About the boundary conditions. The values in the solution file are domain-sided values from the polynomial representation of the solution. Remember that the solution is discontinuous in FR! The actual boundary velocity would be

BCvelocity = 0.5*(u_domainside + u_ghostside),

which would be exactly one for the lid in the cavity flow.

Regards,

Niki

Dear Niki,

Thanks for your advice. I have got good alignment on cavity flow now.

I am now trying to simulate pressure driven laminar 2d pipe flow with periodic inlet/outlet BC. The velocity profile at roughly 50 seconds is still not parabolic. Instead, the flow generates some vortex at ReD less than 200 when ac-zeta = 20. The result is attached also the .pyfrm and .ini.

The pressure gradient is constant 4 and nu = 0.01.

Best regards,
Will

pipe2d.ini (1.53 KB)

pipe2d.pyfrm (311 KB)

Hi Will,

If you look at the pressure field early in the simulation you can clearly see that there is a periodicity issue. The source term you impose is perfectly fine, but it does work for the gradient between the periodic back face and the front face.

p(x) = 0 - 4x,

p’(x)= -4

but derivative at the discontinuity reads p’(0) = [p(0) - p(8)]/dx = [0 - (-32)]/dx.

Currently, we do not have a functionality to force the constant pressure gradient in a periodic domain. However, for this case you can add the following line to pyfr/solvers/baseadvec/kernels/negdivconf.mako, which adds a “pressure derivative” source term (-4.0) to the x-momentum equation (index [1]).

% for i, ex in enumerate(srcex):
tdivtconf[{i}] = -rcpdjac*tdivtconf[{i}] + ${ex};
% endfor

  • tdivtconf[1] = tdivtconf[1] - 4.0;
    </%pyfr:kernel>

I did not properly test it, but I have attached a picture what I got after running for a minute. Please note that the pressure looks constant if you add the source term this way, because p = du/dx + dv/dx = 0 + 0. I also suggest using BDF2, rk4 or tvd-rk4 and multigrid.

Regards,
Niki

Dear Niki,

Thanks a lot.

Can you tell me more about the meaning of this solver code? Actually, I need not only add const pressure gradient but also pulsatile dp/dz as well.

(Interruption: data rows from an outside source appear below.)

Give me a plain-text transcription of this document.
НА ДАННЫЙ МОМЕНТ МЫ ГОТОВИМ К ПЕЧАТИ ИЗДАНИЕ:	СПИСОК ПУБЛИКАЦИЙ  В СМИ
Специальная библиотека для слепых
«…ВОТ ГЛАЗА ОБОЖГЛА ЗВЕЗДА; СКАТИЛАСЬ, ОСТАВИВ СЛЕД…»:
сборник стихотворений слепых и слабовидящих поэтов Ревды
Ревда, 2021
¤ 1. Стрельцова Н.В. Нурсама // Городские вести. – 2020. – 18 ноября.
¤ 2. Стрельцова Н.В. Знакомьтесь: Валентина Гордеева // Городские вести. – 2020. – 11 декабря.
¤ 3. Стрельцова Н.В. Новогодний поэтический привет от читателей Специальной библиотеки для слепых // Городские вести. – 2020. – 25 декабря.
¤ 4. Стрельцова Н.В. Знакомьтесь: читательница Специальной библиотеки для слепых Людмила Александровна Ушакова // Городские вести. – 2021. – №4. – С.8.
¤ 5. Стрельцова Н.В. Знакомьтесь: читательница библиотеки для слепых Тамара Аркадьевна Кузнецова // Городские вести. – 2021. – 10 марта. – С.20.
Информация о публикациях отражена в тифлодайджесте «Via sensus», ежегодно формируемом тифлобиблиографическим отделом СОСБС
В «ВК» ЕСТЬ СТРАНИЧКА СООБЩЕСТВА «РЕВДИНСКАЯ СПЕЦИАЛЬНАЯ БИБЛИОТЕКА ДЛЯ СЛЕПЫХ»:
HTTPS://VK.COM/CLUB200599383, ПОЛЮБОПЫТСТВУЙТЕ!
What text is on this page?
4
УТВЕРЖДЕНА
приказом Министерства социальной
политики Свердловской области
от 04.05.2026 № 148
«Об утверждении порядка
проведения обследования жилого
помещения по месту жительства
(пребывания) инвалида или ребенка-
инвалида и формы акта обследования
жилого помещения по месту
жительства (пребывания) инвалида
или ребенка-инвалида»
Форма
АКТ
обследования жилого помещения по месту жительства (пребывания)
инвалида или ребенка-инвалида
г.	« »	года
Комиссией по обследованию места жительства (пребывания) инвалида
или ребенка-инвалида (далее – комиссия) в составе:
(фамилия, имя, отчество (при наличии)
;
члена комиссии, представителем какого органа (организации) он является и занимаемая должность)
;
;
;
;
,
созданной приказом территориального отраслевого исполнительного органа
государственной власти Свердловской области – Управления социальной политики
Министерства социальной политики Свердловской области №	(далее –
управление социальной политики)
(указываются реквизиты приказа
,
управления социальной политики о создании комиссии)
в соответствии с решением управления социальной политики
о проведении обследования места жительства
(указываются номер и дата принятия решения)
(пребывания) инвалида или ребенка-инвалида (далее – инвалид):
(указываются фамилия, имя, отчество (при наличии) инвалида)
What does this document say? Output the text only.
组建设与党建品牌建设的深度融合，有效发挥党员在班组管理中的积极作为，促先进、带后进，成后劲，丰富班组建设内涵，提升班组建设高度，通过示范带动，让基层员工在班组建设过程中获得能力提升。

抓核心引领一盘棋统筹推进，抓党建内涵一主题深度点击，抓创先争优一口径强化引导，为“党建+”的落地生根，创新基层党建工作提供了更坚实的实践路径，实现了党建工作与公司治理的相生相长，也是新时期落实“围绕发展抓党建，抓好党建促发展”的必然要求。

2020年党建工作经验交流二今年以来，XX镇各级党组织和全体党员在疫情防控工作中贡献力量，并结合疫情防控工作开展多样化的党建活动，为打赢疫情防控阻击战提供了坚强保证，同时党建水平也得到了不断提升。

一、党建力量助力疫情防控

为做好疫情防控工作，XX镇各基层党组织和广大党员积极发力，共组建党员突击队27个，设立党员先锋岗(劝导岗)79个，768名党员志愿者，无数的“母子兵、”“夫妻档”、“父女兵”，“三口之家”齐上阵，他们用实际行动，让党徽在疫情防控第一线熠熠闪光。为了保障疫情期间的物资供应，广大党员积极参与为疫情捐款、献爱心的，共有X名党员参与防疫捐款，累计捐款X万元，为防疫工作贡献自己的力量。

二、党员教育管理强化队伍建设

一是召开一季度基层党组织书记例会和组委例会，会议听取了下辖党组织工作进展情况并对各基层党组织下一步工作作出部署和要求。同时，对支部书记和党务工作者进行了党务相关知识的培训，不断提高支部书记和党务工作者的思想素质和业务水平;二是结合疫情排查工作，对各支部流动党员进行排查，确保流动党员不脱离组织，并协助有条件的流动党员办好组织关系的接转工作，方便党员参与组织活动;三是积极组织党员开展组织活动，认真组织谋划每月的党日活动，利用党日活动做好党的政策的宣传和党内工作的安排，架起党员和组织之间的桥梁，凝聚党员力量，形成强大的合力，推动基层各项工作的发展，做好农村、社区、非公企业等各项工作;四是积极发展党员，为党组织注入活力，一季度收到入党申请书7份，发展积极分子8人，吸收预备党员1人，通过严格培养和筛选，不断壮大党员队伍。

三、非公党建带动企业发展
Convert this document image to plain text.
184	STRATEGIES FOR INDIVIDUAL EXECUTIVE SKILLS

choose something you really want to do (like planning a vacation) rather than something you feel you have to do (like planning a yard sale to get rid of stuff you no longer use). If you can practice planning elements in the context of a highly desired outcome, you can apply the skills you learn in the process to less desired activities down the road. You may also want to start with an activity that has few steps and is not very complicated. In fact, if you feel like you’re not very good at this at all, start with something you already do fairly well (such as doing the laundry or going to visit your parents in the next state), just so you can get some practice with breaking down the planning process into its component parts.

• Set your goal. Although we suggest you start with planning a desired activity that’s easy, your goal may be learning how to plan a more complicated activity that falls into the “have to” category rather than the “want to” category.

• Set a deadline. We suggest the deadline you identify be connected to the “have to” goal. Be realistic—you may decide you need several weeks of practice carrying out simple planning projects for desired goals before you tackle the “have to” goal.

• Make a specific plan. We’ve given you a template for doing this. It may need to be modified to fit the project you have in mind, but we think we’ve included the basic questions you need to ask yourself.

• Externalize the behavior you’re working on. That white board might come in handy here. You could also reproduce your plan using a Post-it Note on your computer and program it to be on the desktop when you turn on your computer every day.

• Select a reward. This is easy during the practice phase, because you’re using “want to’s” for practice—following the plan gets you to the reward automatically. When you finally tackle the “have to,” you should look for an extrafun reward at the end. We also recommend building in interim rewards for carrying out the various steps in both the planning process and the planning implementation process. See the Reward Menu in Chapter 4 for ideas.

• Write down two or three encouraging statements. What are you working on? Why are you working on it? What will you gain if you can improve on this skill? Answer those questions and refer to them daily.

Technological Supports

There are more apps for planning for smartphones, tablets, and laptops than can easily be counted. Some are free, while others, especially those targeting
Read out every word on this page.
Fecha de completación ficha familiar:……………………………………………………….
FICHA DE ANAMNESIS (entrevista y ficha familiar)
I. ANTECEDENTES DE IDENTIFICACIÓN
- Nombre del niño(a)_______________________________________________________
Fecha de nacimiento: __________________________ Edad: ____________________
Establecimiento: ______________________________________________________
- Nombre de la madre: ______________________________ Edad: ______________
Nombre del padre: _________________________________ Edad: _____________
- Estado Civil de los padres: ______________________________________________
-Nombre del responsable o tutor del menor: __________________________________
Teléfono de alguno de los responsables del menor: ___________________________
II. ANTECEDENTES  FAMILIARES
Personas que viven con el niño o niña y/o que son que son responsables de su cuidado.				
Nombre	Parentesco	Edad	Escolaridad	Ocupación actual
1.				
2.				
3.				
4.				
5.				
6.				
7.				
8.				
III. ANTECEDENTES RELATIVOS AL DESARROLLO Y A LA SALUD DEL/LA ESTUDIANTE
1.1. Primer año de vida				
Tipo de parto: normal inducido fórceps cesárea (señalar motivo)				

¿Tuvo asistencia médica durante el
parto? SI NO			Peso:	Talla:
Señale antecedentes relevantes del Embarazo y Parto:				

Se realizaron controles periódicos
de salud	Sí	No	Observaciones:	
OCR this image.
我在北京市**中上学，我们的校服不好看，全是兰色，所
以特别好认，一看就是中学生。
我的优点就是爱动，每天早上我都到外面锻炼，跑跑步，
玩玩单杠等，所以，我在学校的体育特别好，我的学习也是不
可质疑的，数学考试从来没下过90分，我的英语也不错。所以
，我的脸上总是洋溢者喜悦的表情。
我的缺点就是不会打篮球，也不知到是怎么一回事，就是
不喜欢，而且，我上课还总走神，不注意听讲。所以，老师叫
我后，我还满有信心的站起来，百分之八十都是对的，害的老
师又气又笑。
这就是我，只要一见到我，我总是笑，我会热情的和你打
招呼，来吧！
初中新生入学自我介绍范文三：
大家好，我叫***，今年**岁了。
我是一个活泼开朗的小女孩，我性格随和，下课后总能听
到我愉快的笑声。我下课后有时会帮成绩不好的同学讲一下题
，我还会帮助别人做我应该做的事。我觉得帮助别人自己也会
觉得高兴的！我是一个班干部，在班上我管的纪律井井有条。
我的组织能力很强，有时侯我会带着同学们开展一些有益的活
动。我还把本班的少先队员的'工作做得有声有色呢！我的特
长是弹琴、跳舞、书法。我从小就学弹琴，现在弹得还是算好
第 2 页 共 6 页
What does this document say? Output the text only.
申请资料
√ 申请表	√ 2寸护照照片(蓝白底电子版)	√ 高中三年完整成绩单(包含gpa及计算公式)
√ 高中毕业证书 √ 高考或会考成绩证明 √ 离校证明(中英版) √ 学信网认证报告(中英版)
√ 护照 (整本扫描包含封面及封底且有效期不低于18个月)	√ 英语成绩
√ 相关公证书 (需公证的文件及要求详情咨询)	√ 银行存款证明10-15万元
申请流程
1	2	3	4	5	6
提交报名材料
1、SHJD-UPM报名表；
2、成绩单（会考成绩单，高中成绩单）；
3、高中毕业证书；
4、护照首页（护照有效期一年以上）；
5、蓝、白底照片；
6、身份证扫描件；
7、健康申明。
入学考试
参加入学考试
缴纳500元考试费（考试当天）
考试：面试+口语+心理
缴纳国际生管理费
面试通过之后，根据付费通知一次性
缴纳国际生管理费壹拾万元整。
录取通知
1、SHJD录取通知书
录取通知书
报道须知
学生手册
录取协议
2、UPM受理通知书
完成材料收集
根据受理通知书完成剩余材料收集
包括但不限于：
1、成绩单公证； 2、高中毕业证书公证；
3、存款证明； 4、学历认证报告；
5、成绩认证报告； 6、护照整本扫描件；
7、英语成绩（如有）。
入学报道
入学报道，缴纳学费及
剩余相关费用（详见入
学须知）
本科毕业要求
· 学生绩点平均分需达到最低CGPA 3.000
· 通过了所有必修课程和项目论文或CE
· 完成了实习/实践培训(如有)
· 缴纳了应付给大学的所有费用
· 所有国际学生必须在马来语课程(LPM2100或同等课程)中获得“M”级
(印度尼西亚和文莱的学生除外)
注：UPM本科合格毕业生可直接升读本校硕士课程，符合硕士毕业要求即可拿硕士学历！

So I hope I can understand a little bit of it so that I can arbitrarily apply different pressure condition.

By the way, PyFR in my machine is installed through pip3. I dont know whether it matters, since it won’t change anything after the modification of that .mako file. The speed of my flow is zero in the whole pipe. Actually, even if I delete .mako file pyfr can still run.

Additionally, I saw that, in the negdivconf.mako file, it shows ‘ndim = 2’. Does that mean that solver is for 2D case. What file should I modify If I am going to run 3D pipe with pressure gradient on z-direction?

Best regards,
Will

Dear Niki,

Sorry to bother you again. Just want to know what “srcex” is and how the code imports the constant parameters, such as nu, in .ini file into the kernel.

How do I refresh pyfr after modifying the kernel .mako file?

Best regards,
Will

Dear Niki,

About “How do I refresh pyfr after modifying the kernel .mako file?” is solved. Thanks

Best regards,
Will

Dear Niki,
similar to Will I’m trying to use PyFR to simulate incompressible, turbulent pipe flow. As for the nature of pipe geomtries the simulations would greatly profit from a streamwise cyclic boundary condition. Hence my question: Would your workaround of enforcing a constant pressure source term in the negdivconf.mako file work for a 3d case as well? Would a pressure drop in z-direction be achvied by adding for example “tdivtconf[3] = tdivtconf[3] - 4.0;”?

Do you plan to implement such a streamwise cyclic boundary condition in PyFR in general?